# $X$ is Hausdorff if and only if the diagonal of $X\times X$ is closed

Let $X$ be a topological space. The diagonal of $X \times X$ is the subset $$D = \{(x,x)\in X\times X\mid x \in X\}.$$
Show that $X$ is Hausdorff if and only if $D$ is closed in $X \times X$.

First, I tried to show that $X \times X \setminus D$ is open using the fact that $X \times X$ is Hausdorff (because $X$ is Hausdorff), but I couldn’t find an open set that contains a point outside $D$ and is disjoint to it…

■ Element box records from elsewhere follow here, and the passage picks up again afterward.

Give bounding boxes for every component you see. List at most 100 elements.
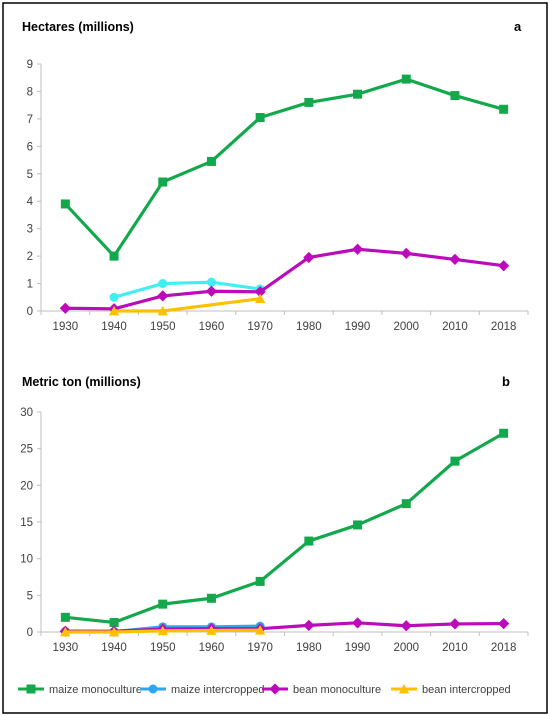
panel-b-y-tick-label: 10 [20, 554, 33, 566]
panel-a-point-maize-monoculture [206, 156, 216, 166]
panel-b-point-maize-monoculture [206, 593, 216, 603]
panel-b-y-tick-label: 20 [20, 480, 33, 492]
panel-a-point-maize-monoculture [255, 113, 265, 123]
panel-a-x-tick-label: 2018 [491, 321, 517, 333]
panel-b-point-maize-monoculture [60, 612, 70, 622]
panel-b-x-tick-label: 1970 [247, 642, 273, 654]
panel-a-y-tick-label: 6 [27, 141, 33, 153]
panel-b-point-bean-monoculture [303, 619, 315, 632]
panel-b-x-tick-label: 1950 [150, 642, 176, 654]
panel-a-y-tick-label: 1 [27, 279, 33, 291]
panel-b-y-tick-label: 15 [20, 517, 33, 529]
panel-b-plot: 0 5 10 15 20 25 30 1930 1940 1950 1960 1970 1980 1990… [20, 407, 529, 654]
panel-a-y-tick-label: 3 [27, 224, 33, 236]
panel-b-x-tick-label: 2018 [491, 642, 517, 654]
panel-a-title: Hectares (millions) [22, 20, 134, 34]
panel-a-y-tick-label: 4 [27, 196, 34, 208]
panel-a-point-maize-monoculture [304, 97, 314, 107]
panel-b-series-line-maize-monoculture [65, 431, 505, 625]
panel-a-point-maize-monoculture [401, 74, 411, 84]
panel-b-x-tick-label: 1960 [199, 642, 225, 654]
panel-b-point-maize-monoculture [304, 536, 314, 546]
panel-b-point-bean-monoculture [400, 620, 412, 632]
legend-label-bean-monoculture: bean monoculture [293, 684, 381, 696]
panel-a-point-maize-monoculture [353, 89, 363, 99]
panel-a-x-tick-label: 2010 [442, 321, 468, 333]
legend-label-maize-intercropped: maize intercropped [171, 684, 265, 696]
panel-a-plot: 0 1 2 3 4 5 6 7 8 9 1930 1940 1950 1960 1970 1980 1990 20… [27, 59, 529, 333]
panel-b-point-bean-monoculture [498, 617, 510, 630]
panel-b-point-bean-intercropped [60, 626, 71, 637]
panel-a-point-maize-intercropped [206, 277, 216, 287]
panel-a-series-line-bean-monoculture [65, 247, 504, 311]
legend-marker-bean-monoculture [269, 683, 281, 695]
legend-marker-maize-intercropped [148, 684, 158, 694]
panel-a-y-tick-label: 2 [27, 251, 33, 263]
panel-a-point-bean-monoculture [254, 286, 266, 298]
panel-b-point-bean-intercropped [254, 624, 266, 635]
panel-b-point-maize-monoculture [158, 599, 168, 609]
panel-a-y-tick-label: 7 [27, 114, 33, 126]
legend-marker-bean-intercropped [398, 683, 410, 694]
panel-b-point-bean-intercropped [206, 625, 217, 635]
panel-a-point-maize-monoculture [60, 199, 70, 209]
panel-a-point-maize-monoculture [158, 177, 168, 187]
panel-b-x-tick-label: 1980 [296, 642, 322, 654]
panel-b-x-tick-label: 1930 [53, 642, 79, 654]
panel-a-point-bean-intercropped [254, 293, 266, 304]
panel-b-point-bean-intercropped [157, 625, 168, 636]
panel-b-x-tick-label: 2010 [442, 642, 468, 654]
panel-b-x-tick-label: 2000 [393, 642, 419, 654]
panel-b-y-tick-label: 25 [20, 444, 33, 456]
panel-a-point-bean-monoculture [303, 251, 315, 264]
panel-b-series-line-bean-monoculture [65, 621, 504, 633]
panel-a-x-tick-label: 1940 [101, 321, 127, 333]
panel-a-series-line-maize-intercropped [113, 280, 261, 299]
panel-a-y-tick-label: 5 [27, 169, 33, 181]
panel-a-point-maize-intercropped [158, 279, 168, 289]
panel-b-title: Metric ton (millions) [22, 375, 141, 389]
panel-a-x-tick-label: 1930 [53, 321, 79, 333]
legend: maize monoculture maize intercropped bean … [18, 683, 511, 696]
panel-b-y-tick-label: 30 [20, 407, 33, 419]
panel-a-point-bean-monoculture [449, 253, 461, 266]
panel-b-point-maize-monoculture [450, 456, 460, 466]
panel-a-x-tick-label: 1990 [345, 321, 371, 333]
panel-a-point-bean-monoculture [59, 302, 71, 314]
panel-a-point-bean-monoculture [400, 247, 412, 259]
panel-b-y-tick-label: 5 [27, 590, 33, 602]
legend-marker-maize-monoculture [26, 684, 36, 694]
panel-b-point-maize-monoculture [353, 520, 363, 530]
panel-b-point-bean-intercropped [108, 626, 120, 637]
panel-b-point-bean-monoculture [351, 617, 364, 629]
panel-a-x-tick-label: 2000 [393, 321, 419, 333]
panel-b-y-tick-label: 0 [27, 627, 33, 639]
panel-a-y-tick-label: 9 [27, 59, 33, 71]
panel-a-series-line-maize-monoculture [64, 77, 505, 258]
panel-a-point-bean-monoculture [351, 243, 364, 255]
panel-a-y-tick-label: 8 [27, 86, 33, 98]
panel-a-point-maize-monoculture [109, 251, 119, 261]
panel-a-point-bean-monoculture [498, 260, 510, 272]
panel-b-point-maize-monoculture [499, 428, 509, 438]
panel-b-point-maize-monoculture [255, 576, 265, 586]
panel-a-point-bean-intercropped [157, 305, 168, 316]
legend-label-bean-intercropped: bean intercropped [422, 684, 511, 696]
panel-a-point-maize-intercropped [109, 292, 119, 302]
panel-a-point-bean-monoculture [157, 290, 169, 302]
panel-a-x-tick-label: 1950 [150, 321, 176, 333]
panel-b-label: b [502, 374, 510, 389]
panel-a-x-tick-label: 1970 [247, 321, 273, 333]
panel-a-y-tick-label: 0 [27, 306, 33, 318]
panel-b-x-tick-label: 1990 [345, 642, 371, 654]
panel-a-point-maize-monoculture [499, 104, 509, 114]
panel-b-point-bean-monoculture [449, 618, 461, 630]
panel-a-label: a [514, 19, 522, 34]
panel-a-point-bean-intercropped [108, 305, 120, 316]
legend-label-maize-monoculture: maize monoculture [49, 684, 142, 696]
panel-a-x-tick-label: 1960 [199, 321, 225, 333]
panel-a-x-tick-label: 1980 [296, 321, 322, 333]
panel-b-point-maize-monoculture [109, 617, 119, 627]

You have two things to show: that if $D$ is closed, then $X$ is Hausdorff, and that if $X$ is Hausdorff, then $D$ is closed.
Suppose first that $D$ is closed in $X\times X$. To show that $X$ is Hausdorff, you must show that if $x$ and $y$ are any two points of $X$, then there are open sets $U$ and $V$ in $X$ such that $x\in U$, $y\in V$, and $U\cap V=\varnothing$. The trick is to look at the point $p=\langle x,y\rangle\in X\times X$. Because $x\ne y$, $p\notin D$. This means that $p$ is in the open set $(X\times X)\setminus D$. Thus, there must be a basic open set $B$ in the product topology such that $p\in B\subseteq(X\times X)\setminus D$. Basic open sets in the product topology are open boxes, i.e., sets of the form $U\times V$, where $U$ and $V$ are open in $X$, so let $B=U\times V$ for such $U,V\subseteq X$. Can you see how to use this to get the desired open neighborhoods of $x$ and $y$?
Now suppose that $X$ is Hausdorff. To show that $D$ is closed in $X\times X$, you need only show that $(X\times X)\setminus D$ is open. To do this, just take any point $p\in(X\times X)\setminus D$ and show that it has an open neighborhood disjoint from $D$. I suggest that you try to reverse what I did above. First, $p=\langle x,y\rangle$ for some $x,y\in X$, and since $p\notin D$, $x\ne y$. Now use disjoint open neighborhoods of $x$ and $y$ to build a basic open box around $p$ that is disjoint from $D$.